Friday, August 5, 2011

What I've Read This Week

What I've Read This Week . . .

The Bluestocking on His Knee by Regina Scott -- Regency Romance

Kevin Whattling is close to being thrown in the poor house. The once wealthy handsome Corinthian has paid most of his late younger brother's debts but the bills keep coming. He has only one way to stay out of debtor's prison - marry an heiress. He decides on Miss Eugennia Welch, a wealthy bluestocking. Eugennia likes nothing better than to be studying something but she can't help wishing for a handsome prince to come and marry her. When Kevin announces his intentions, Eugennia is surprised but interested. She agrees to begin a friendship to see whether they would suit and discovers that her heart is telling her something different from her head. Kevin's enemy tries to come between them and it's up to Eugennia to figure out how to stop the villain. She also must decide whether she wants to follow her head or her heart while Kevin hopes desperately that the woman he has come to love will be the bluestocking on his knee. This novel is one of Regina Scott's best. I really liked and identified with Eugennia. Kevin is a little two-dimensional and a bit unlikable for his mercenary ways but as the story progresses, I came to like him better. There is great chemistry between Kevin and Eugennia without their feelings overpowering the story. (There's nothing more than kisses). The plot progresses quickly but is not rushed. My only quibble is that I wish Kevin had talked to Eugennia about Robbie but other than that, I really enjoyed the story. 

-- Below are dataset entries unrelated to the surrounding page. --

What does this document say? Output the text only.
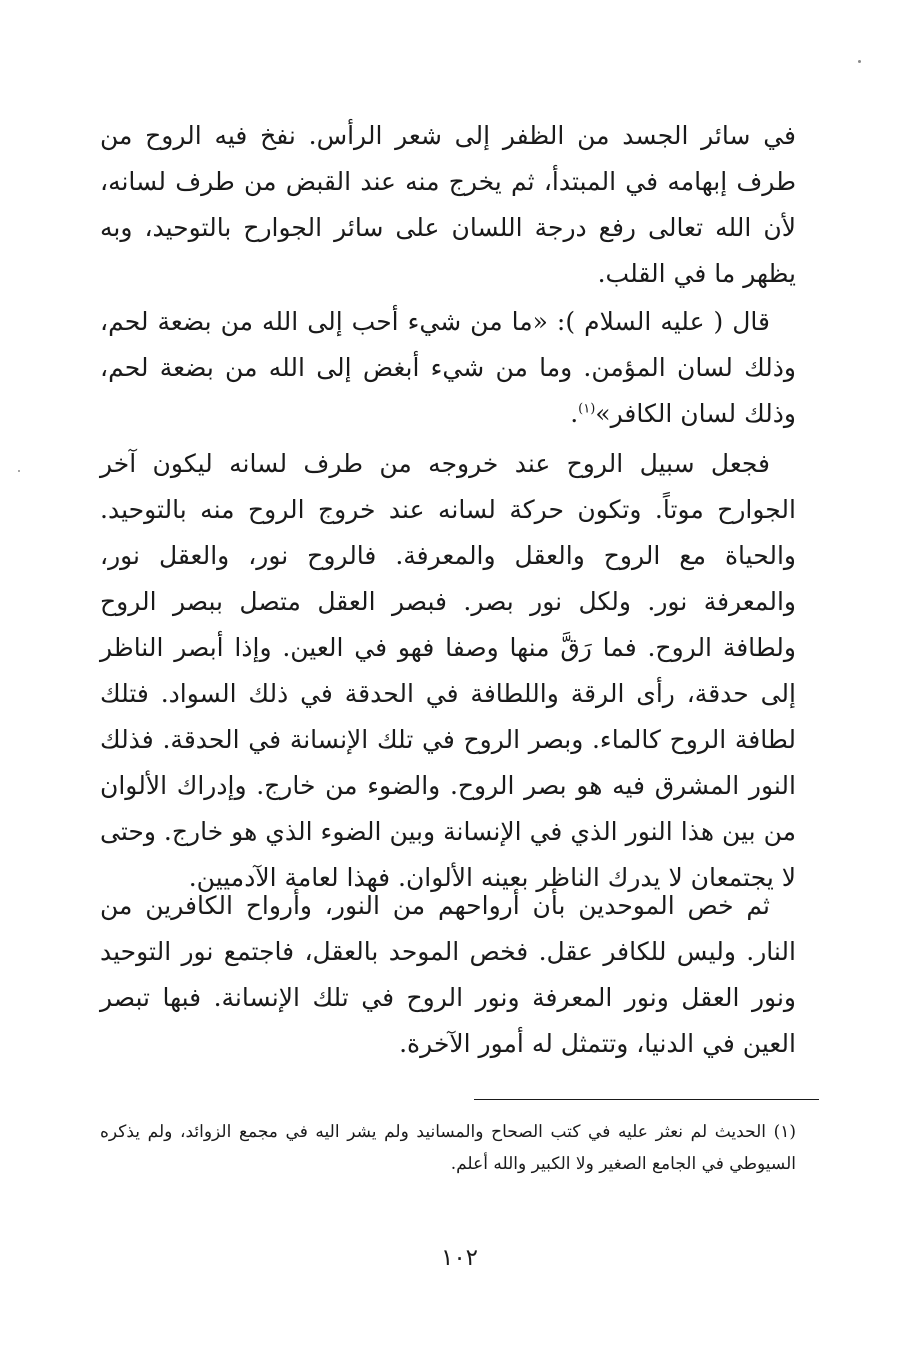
في سائر الجسد من الظفر إلى شعر الرأس. نفخ فيه الروح من طرف إبهامه في المبتدأ، ثم يخرج منه عند القبض من طرف لسانه، لأن الله تعالى رفع درجة اللسان على سائر الجوارح بالتوحيد، وبه يظهر ما في القلب.

قال ( عليه السلام ): «ما من شيء أحب إلى الله من بضعة لحم، وذلك لسان المؤمن. وما من شيء أبغض إلى الله من بضعة لحم، وذلك لسان الكافر»$^{(١)}$.

فجعل سبيل الروح عند خروجه من طرف لسانه ليكون آخر الجوارح موتاً. وتكون حركة لسانه عند خروج الروح منه بالتوحيد. والحياة مع الروح والعقل والمعرفة. فالروح نور، والعقل نور، والمعرفة نور. ولكل نور بصر. فبصر العقل متصل ببصر الروح ولطافة الروح. فما رَقَّ منها وصفا فهو في العين. وإذا أبصر الناظر إلى حدقة، رأى الرقة واللطافة في الحدقة في ذلك السواد. فتلك لطافة الروح كالماء. وبصر الروح في تلك الإنسانة في الحدقة. فذلك النور المشرق فيه هو بصر الروح. والضوء من خارج. وإدراك الألوان من بين هذا النور الذي في الإنسانة وبين الضوء الذي هو خارج. وحتى لا يجتمعان لا يدرك الناظر بعينه الألوان. فهذا لعامة الآدميين.

ثم خص الموحدين بأن أرواحهم من النور، وأرواح الكافرين من النار. وليس للكافر عقل. فخص الموحد بالعقل، فاجتمع نور التوحيد ونور العقل ونور المعرفة ونور الروح في تلك الإنسانة. فبها تبصر العين في الدنيا، وتتمثل له أمور الآخرة.

(١) الحديث لم نعثر عليه في كتب الصحاح والمسانيد ولم يشر اليه في مجمع الزوائد، ولم يذكره السيوطي في الجامع الصغير ولا الكبير والله أعلم.

١٠٢
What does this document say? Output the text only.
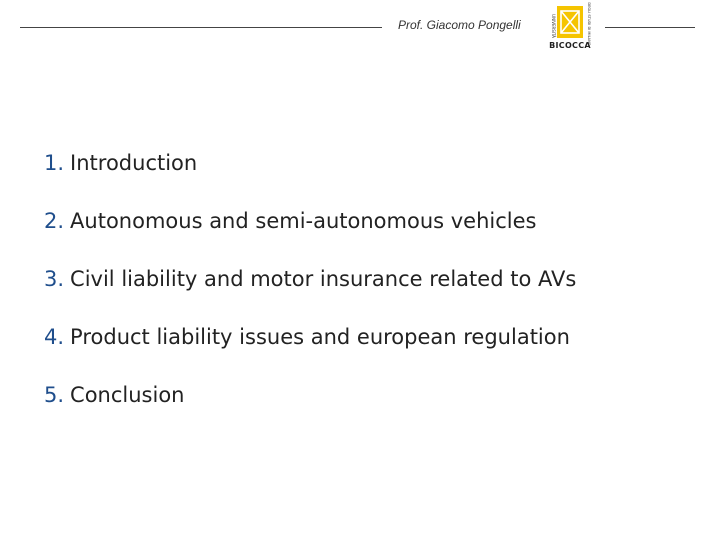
Prof. Giacomo Pongelli	UNIVERSITÀ	DEGLI STUDI DI MILANO
BICOCCA
1. Introduction
2. Autonomous and semi-autonomous vehicles
3. Civil liability and motor insurance related to AVs
4. Product liability issues and european regulation
5. Conclusion
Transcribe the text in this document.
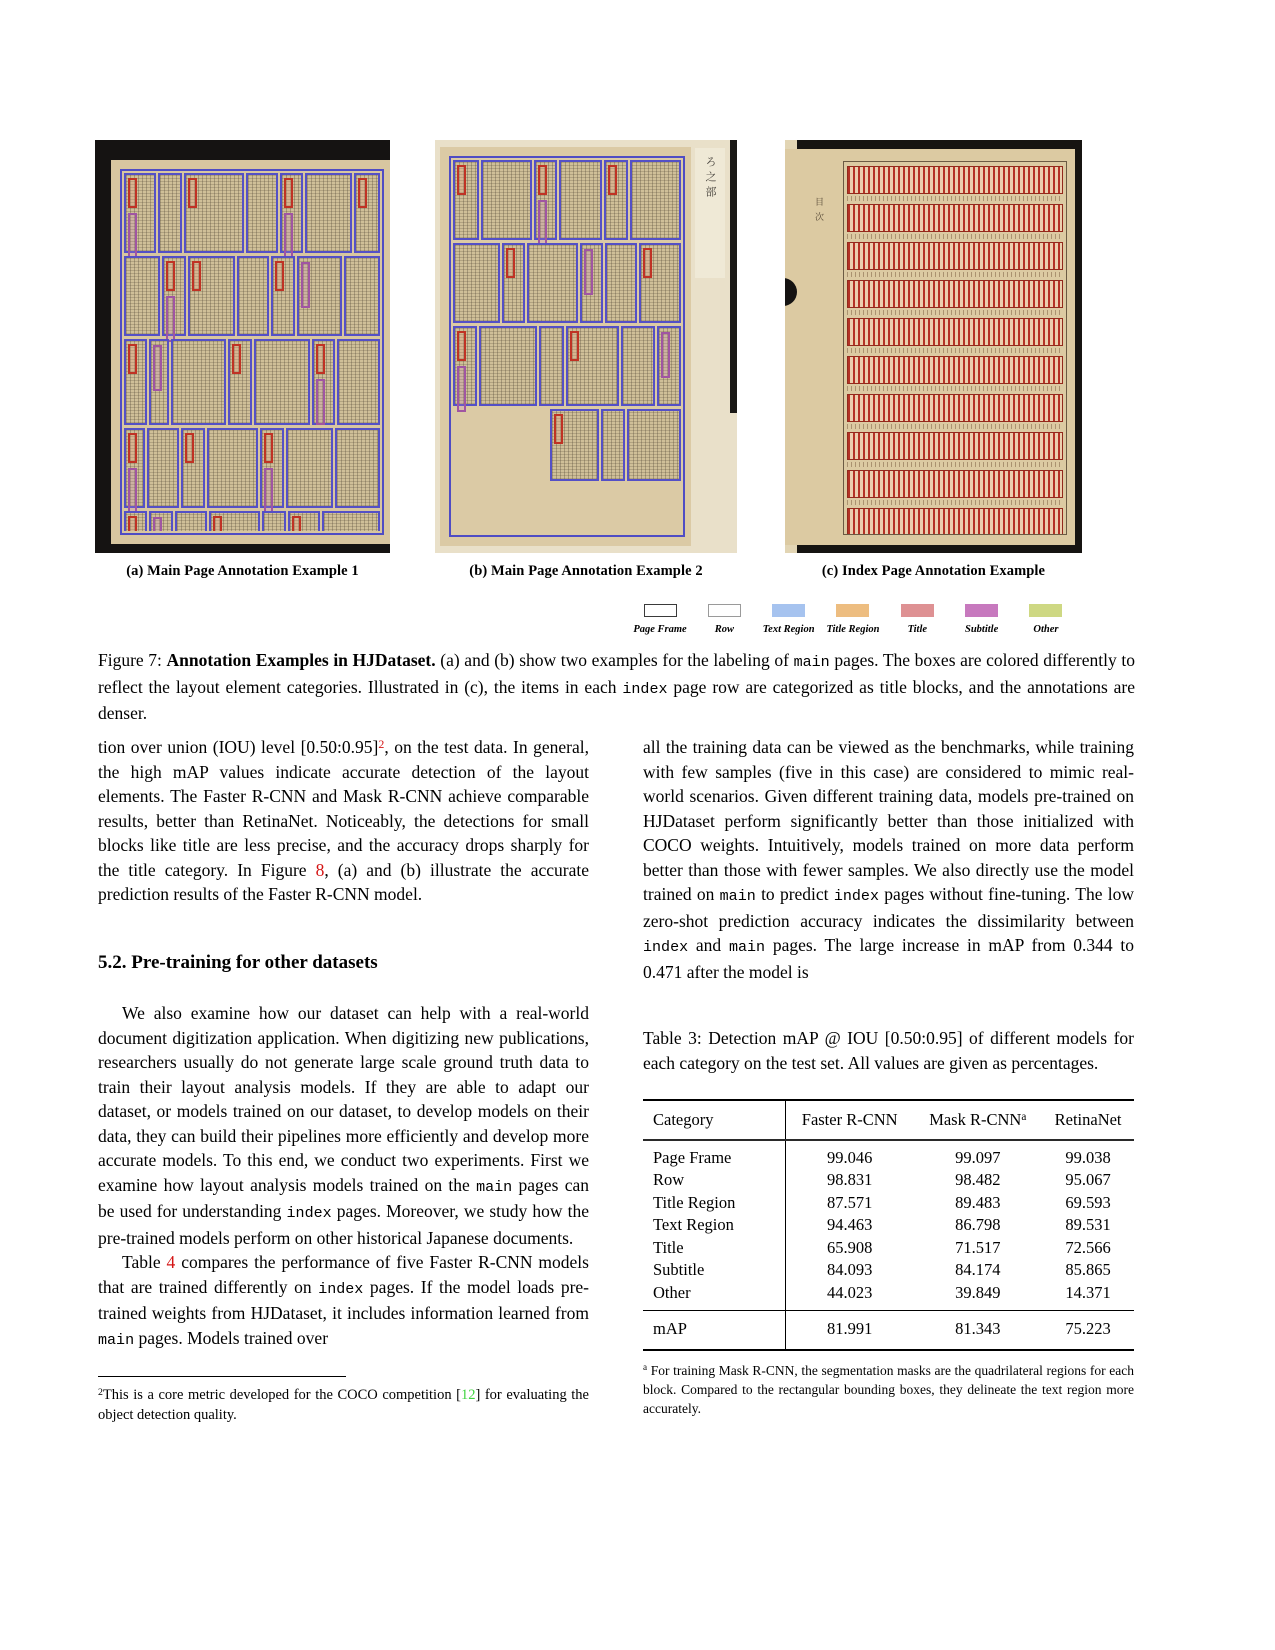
(a) Main Page Annotation Example 1
ろ之部
(b) Main Page Annotation Example 2
目次
(c) Index Page Annotation Example
Page Frame	Row	Text Region Title Region	Title	Subtitle	Other
Figure 7: Annotation Examples in HJDataset. (a) and (b) show two examples for the labeling of main pages. The boxes are colored differently to reflect the layout element categories. Illustrated in (c), the items in each index page row are categorized as title blocks, and the annotations are denser.

tion over union (IOU) level [0.50:0.95]$^2$, on the test data. In general, the high mAP values indicate accurate detection of the layout elements. The Faster R-CNN and Mask R-CNN achieve comparable results, better than RetinaNet. Noticeably, the detections for small blocks like title are less precise, and the accuracy drops sharply for the title category. In Figure 8, (a) and (b) illustrate the accurate prediction results of the Faster R-CNN model.

5.2. Pre-training for other datasets

We also examine how our dataset can help with a real-world document digitization application. When digitizing new publications, researchers usually do not generate large scale ground truth data to train their layout analysis models. If they are able to adapt our dataset, or models trained on our dataset, to develop models on their data, they can build their pipelines more efficiently and develop more accurate models. To this end, we conduct two experiments. First we examine how layout analysis models trained on the main pages can be used for understanding index pages. Moreover, we study how the pre-trained models perform on other historical Japanese documents.

Table 4 compares the performance of five Faster R-CNN models that are trained differently on index pages. If the model loads pre-trained weights from HJDataset, it includes information learned from main pages. Models trained over

$^2$This is a core metric developed for the COCO competition [12] for evaluating the object detection quality.

all the training data can be viewed as the benchmarks, while training with few samples (five in this case) are considered to mimic real-world scenarios. Given different training data, models pre-trained on HJDataset perform significantly better than those initialized with COCO weights. Intuitively, models trained on more data perform better than those with fewer samples. We also directly use the model trained on main to predict index pages without fine-tuning. The low zero-shot prediction accuracy indicates the dissimilarity between index and main pages. The large increase in mAP from 0.344 to 0.471 after the model is

Table 3: Detection mAP @ IOU [0.50:0.95] of different models for each category on the test set. All values are given as percentages.

Category	Faster R-CNN	Mask R-CNN$^a$	RetinaNet
Page Frame	99.046	99.097	99.038
Row	98.831	98.482	95.067
Title Region	87.571	89.483	69.593
Text Region	94.463	86.798	89.531
Title	65.908	71.517	72.566
Subtitle	84.093	84.174	85.865
Other	44.023	39.849	14.371
mAP	81.991	81.343	75.223
$^a$ For training Mask R-CNN, the segmentation masks are the quadrilateral regions for each block. Compared to the rectangular bounding boxes, they delineate the text region more accurately.
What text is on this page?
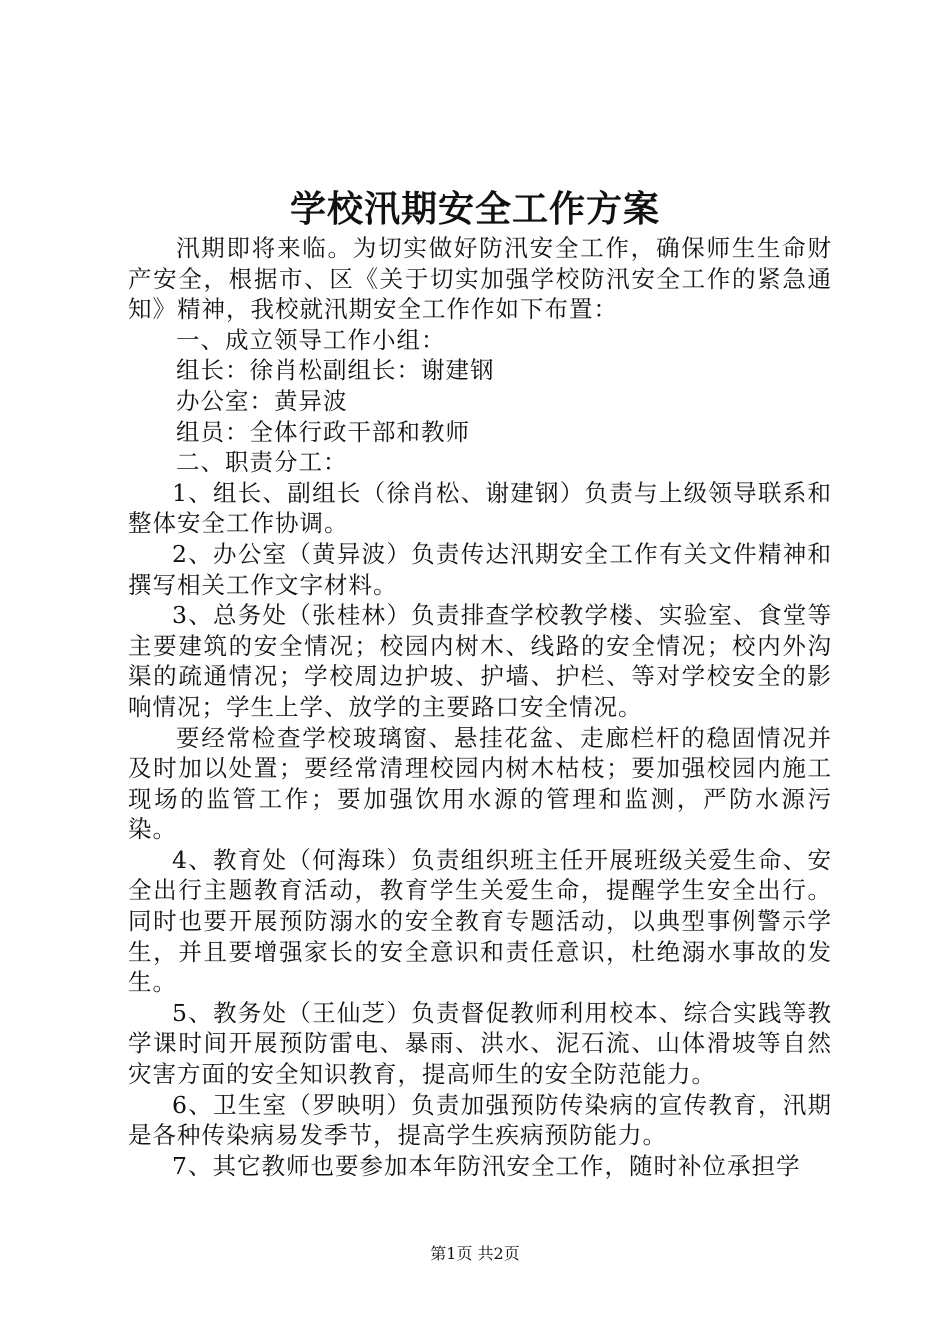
学校汛期安全工作方案

汛期即将来临。为切实做好防汛安全工作，确保师生生命财产安全，根据市、区《关于切实加强学校防汛安全工作的紧急通知》精神，我校就汛期安全工作作如下布置：

一、成立领导工作小组：

组长：徐肖松副组长：谢建钢

办公室：黄异波

组员：全体行政干部和教师

二、职责分工：

1、组长、副组长（徐肖松、谢建钢）负责与上级领导联系和整体安全工作协调。

2、办公室（黄异波）负责传达汛期安全工作有关文件精神和撰写相关工作文字材料。

3、总务处（张桂林）负责排查学校教学楼、实验室、食堂等主要建筑的安全情况；校园内树木、线路的安全情况；校内外沟渠的疏通情况；学校周边护坡、护墙、护栏、等对学校安全的影响情况；学生上学、放学的主要路口安全情况。

要经常检查学校玻璃窗、悬挂花盆、走廊栏杆的稳固情况并及时加以处置；要经常清理校园内树木枯枝；要加强校园内施工现场的监管工作；要加强饮用水源的管理和监测，严防水源污染。

4、教育处（何海珠）负责组织班主任开展班级关爱生命、安全出行主题教育活动，教育学生关爱生命，提醒学生安全出行。同时也要开展预防溺水的安全教育专题活动，以典型事例警示学生，并且要增强家长的安全意识和责任意识，杜绝溺水事故的发生。

5、教务处（王仙芝）负责督促教师利用校本、综合实践等教学课时间开展预防雷电、暴雨、洪水、泥石流、山体滑坡等自然灾害方面的安全知识教育，提高师生的安全防范能力。

6、卫生室（罗映明）负责加强预防传染病的宣传教育，汛期是各种传染病易发季节，提高学生疾病预防能力。

7、其它教师也要参加本年防汛安全工作，随时补位承担学

第1页 共2页
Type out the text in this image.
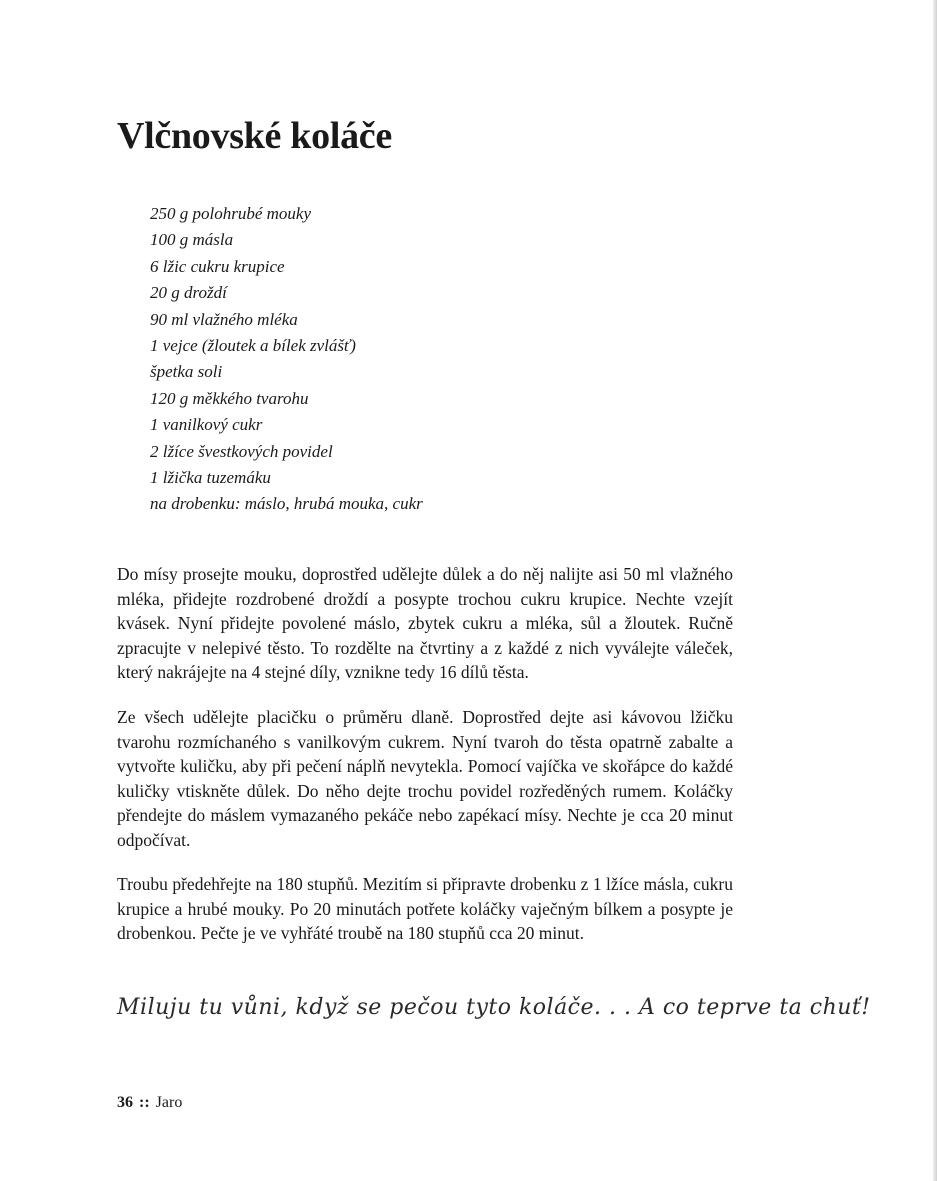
Vlčnovské koláče
250 g polohrubé mouky
100 g másla
6 lžic cukru krupice
20 g droždí
90 ml vlažného mléka
1 vejce (žloutek a bílek zvlášť)
špetka soli
120 g měkkého tvarohu
1 vanilkový cukr
2 lžíce švestkových povidel
1 lžička tuzemáku
na drobenku: máslo, hrubá mouka, cukr

Do mísy prosejte mouku, doprostřed udělejte důlek a do něj nalijte asi 50 ml vlažného mléka, přidejte rozdrobené droždí a posypte trochou cukru krupice. Nechte vzejít kvásek. Nyní přidejte povolené máslo, zbytek cukru a mléka, sůl a žloutek. Ručně zpracujte v nelepivé těsto. To rozdělte na čtvrtiny a z každé z nich vyválejte váleček, který nakrájejte na 4 stejné díly, vznikne tedy 16 dílů těsta.

Ze všech udělejte placičku o průměru dlaně. Doprostřed dejte asi kávovou lžičku tvarohu rozmíchaného s vanilkovým cukrem. Nyní tvaroh do těsta opatrně zabalte a vytvořte kuličku, aby při pečení náplň nevytekla. Pomocí vajíčka ve skořápce do každé kuličky vtiskněte důlek. Do něho dejte trochu povidel rozředěných rumem. Koláčky přendejte do máslem vymazaného pekáče nebo zapékací mísy. Nechte je cca 20 minut odpočívat.

Troubu předehřejte na 180 stupňů. Mezitím si připravte drobenku z 1 lžíce másla, cukru krupice a hrubé mouky. Po 20 minutách potřete koláčky vaječným bílkem a posypte je drobenkou. Pečte je ve vyhřáté troubě na 180 stupňů cca 20 minut.

Miluju tu vůni, když se pečou tyto koláče. . . A co teprve ta chuť!

36 :: Jaro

Ginny by Jennie Tremaine (Marion Chesney) -- Edwardian romance

Ginny Boggs, a coal merchant's daughter inherits a fortune and an estate from someone she's never met. The relatives of her benefactor Mr. Giles Frayne are angry at being snubbed in favor of someone from the middle-class. His will stipulates that they must stay on at Courtney and help Ginny go on in Society until her marriage. The four relatives are convinced Ginny will be nothing but a uncouth person and are determined to make her life miserable. Ginny arrives in full splendor turning malicious words and intentions on their head. Watching on the sidelines is Ginny's neighbor, Lord Gerald de Fremney. Gerald thinks Ginny is not his type - he prefers modern women like the cool, confident Alicia, but he is extremely physically attracted to Ginny. The more he meets of Ginny, the more he finds himself wondering what is going on in her head and finds it difficult to maintain a physical distance from the young woman who has turned the Kentish countryside upside down. When Ginny fears her life is in danger, why does Gerald feel the need to protect her? This is a screwball comedy similar to Georgette Heyer's The Unknown Ajax. It's typical Marion Chesney style: lighthearted and fun, for the most part. The Edwardians are a bit more racy than their Regency counterparts. There is a love scene but nothing is shown. Roles for women had drastically changed by the time this story is set. This novel presents both modern and old-fashioned women and favors the old-fashioned type. I enjoyed the novel but found it bothersome not to know what was going on in Ginny's head. If you like light novels without much substance and Marion Chesney's Regencies, you'll love this one too.